5) As fianças para o estudante de história da UFRPE e para a estudante da FAFIRE foram arbitradas ANTES que os mesmos tivesses sido ouvidos, em R$ 5.000,00 para cada, ao total arrepio das condições econômicas desses estudantes.
6) A convicção da Delegada estava formada, portanto, também ANTES que fossem ouvidas suas versões e com total arrepio ao princípio do contraditório.

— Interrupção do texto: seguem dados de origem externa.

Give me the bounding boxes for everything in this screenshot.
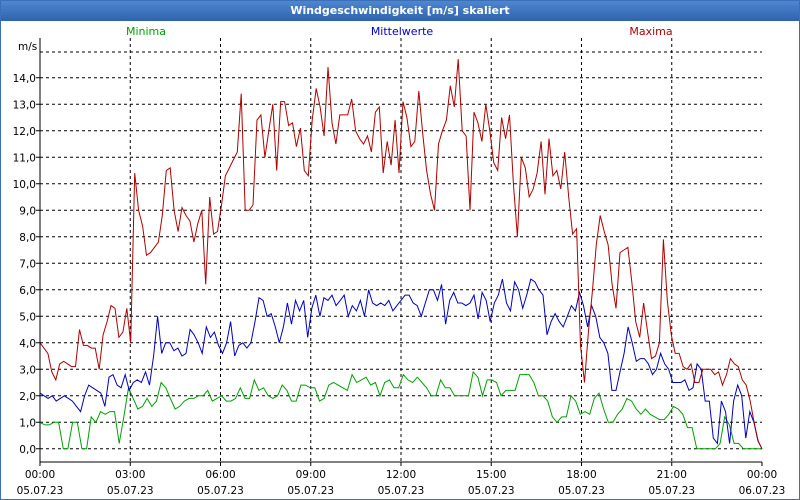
y-tick-label: 11,0: [13, 152, 36, 164]
x-tick-time: 06:00: [205, 469, 235, 481]
x-tick-time: 15:00: [476, 469, 506, 481]
legend: Minima Mittelwerte Maxima: [126, 25, 673, 38]
y-axis-label: m/s: [18, 41, 37, 53]
series-line-maxima: [39, 59, 763, 450]
x-tick-date: 05.07.23: [378, 485, 425, 497]
x-tick-date: 06.07.23: [739, 485, 786, 497]
x-tick-time: 00:00: [747, 469, 777, 481]
x-tick-time: 03:00: [115, 469, 145, 481]
legend-minima: Minima: [126, 25, 166, 38]
y-tick-label: 13,0: [13, 99, 36, 111]
series-line-minima: [39, 370, 762, 450]
y-tick-label: 1,0: [19, 417, 36, 429]
x-tick-date: 05.07.23: [107, 485, 154, 497]
x-tick-date: 05.07.23: [558, 485, 605, 497]
window-title: Windgeschwindigkeit [m/s] skaliert: [1, 1, 799, 21]
series-line-mittelwerte: [39, 278, 763, 450]
x-tick-date: 05.07.23: [648, 485, 695, 497]
x-tick-time: 18:00: [566, 469, 596, 481]
x-tick-time: 09:00: [296, 469, 326, 481]
y-tick-label: 3,0: [19, 364, 36, 376]
legend-mittelwerte: Mittelwerte: [371, 25, 434, 38]
series-lines: [39, 59, 763, 450]
y-tick-label: 7,0: [19, 258, 36, 270]
y-tick-label: 2,0: [19, 391, 36, 403]
y-tick-label: 12,0: [13, 126, 36, 138]
x-tick-date: 05.07.23: [17, 485, 64, 497]
y-tick-label: 5,0: [19, 311, 36, 323]
x-tick-date: 05.07.23: [468, 485, 515, 497]
x-tick-time: 21:00: [657, 469, 687, 481]
y-tick-label: 10,0: [13, 179, 36, 191]
x-tick-time: 12:00: [386, 469, 416, 481]
y-tick-label: 4,0: [19, 338, 36, 350]
legend-maxima: Maxima: [629, 25, 672, 38]
y-axis-ticks: 0,0 1,0 2,0 3,0 4,0 5,0 6,0 7,0 8,0 9,0 10,0 11,0 12…: [13, 73, 40, 456]
grid-lines: [40, 38, 762, 462]
x-axis-ticks: 00:00 05.07.23 03:00 05.07.23 06:00 05.07.23 0…: [17, 462, 786, 497]
y-tick-label: 6,0: [19, 285, 36, 297]
x-tick-date: 05.07.23: [197, 485, 244, 497]
y-tick-label: 8,0: [19, 232, 36, 244]
x-tick-time: 00:00: [25, 469, 55, 481]
y-tick-label: 14,0: [13, 73, 36, 85]
x-tick-date: 05.07.23: [287, 485, 334, 497]
y-tick-label: 9,0: [19, 205, 36, 217]
y-tick-label: 0,0: [19, 444, 36, 456]
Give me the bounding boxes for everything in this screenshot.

7) A pedido da advogada Noelia Terena Brito , duas testemunhas de defesa (entre inúmeras que aguardavam do lado de fora), foram admitidas. Para nossa total surpresa, uma das testemunhas, ao entrar na delegacia voluntariamente, a pedido dos advogados, foi TAMBÉM DETIDA, NÃO PÔDE TESTEMUNHAR E SOMENTE FOI LIBERADA APÓS ASSINAR TCO POR OBSTRUÇÃO DA JUSTIÇA.
9) Naturalmente, impedimos que o outro estudante que também testemunharia entrasse na delegacia, para não sofrer o mesmo abuso.
10) A jovem estudante da FAFIRE foi detida, segundo os policiais, com uma sacola com “artefatos explosivos”. A estudante afirma que ela não tinha a menor condição de portar bolsa ou sacola, pois empunhava um megafone nas mãos o tempo inteiro.
11) De qualquer forma, o porte de artefatos explosivos foi configurado pela questionável posse de 3 bombas de São João, conhecidas como “peido de velha”!!!!
12) Essa jovem encontra-se agora no presídio Bom Pastor, pois o acordo de mantê-la detida na Delegacia não foi cumprido.
13) Não bastasse tudo isso, o site do TJPE não informava os contatos do juízo plantonista, para que pudéssemos impetrar os habeas corpus e evitar a prisão dos estudantes.
14) O único advogado recebido adequadamente pela Delegada foi o Presidente da OAB/PE, Dr. Pedro Henrique Reynaldo Alves, que saiu do desembarque do aeroporto diretamente para as delegacias. Ainda assim, não pôde dissuadir a Delegada do desacerto do procedimento como um todo.

É com grande preocupação e tristeza que escrevo esse relato parcial e fragmentado dos excessos e abusos que ocorreram nessa última noite.

A arbitrariedade na formação da convicção, o desrespeito ao contraditório, o desrespeito à ampla defesa, o desrespeito às prerrogativas dos advogados foram próprias de um estado de exceção. E lamentavelmente o nome desse estado de exceção é Estado de Pernambuco. Imoral? Imoral?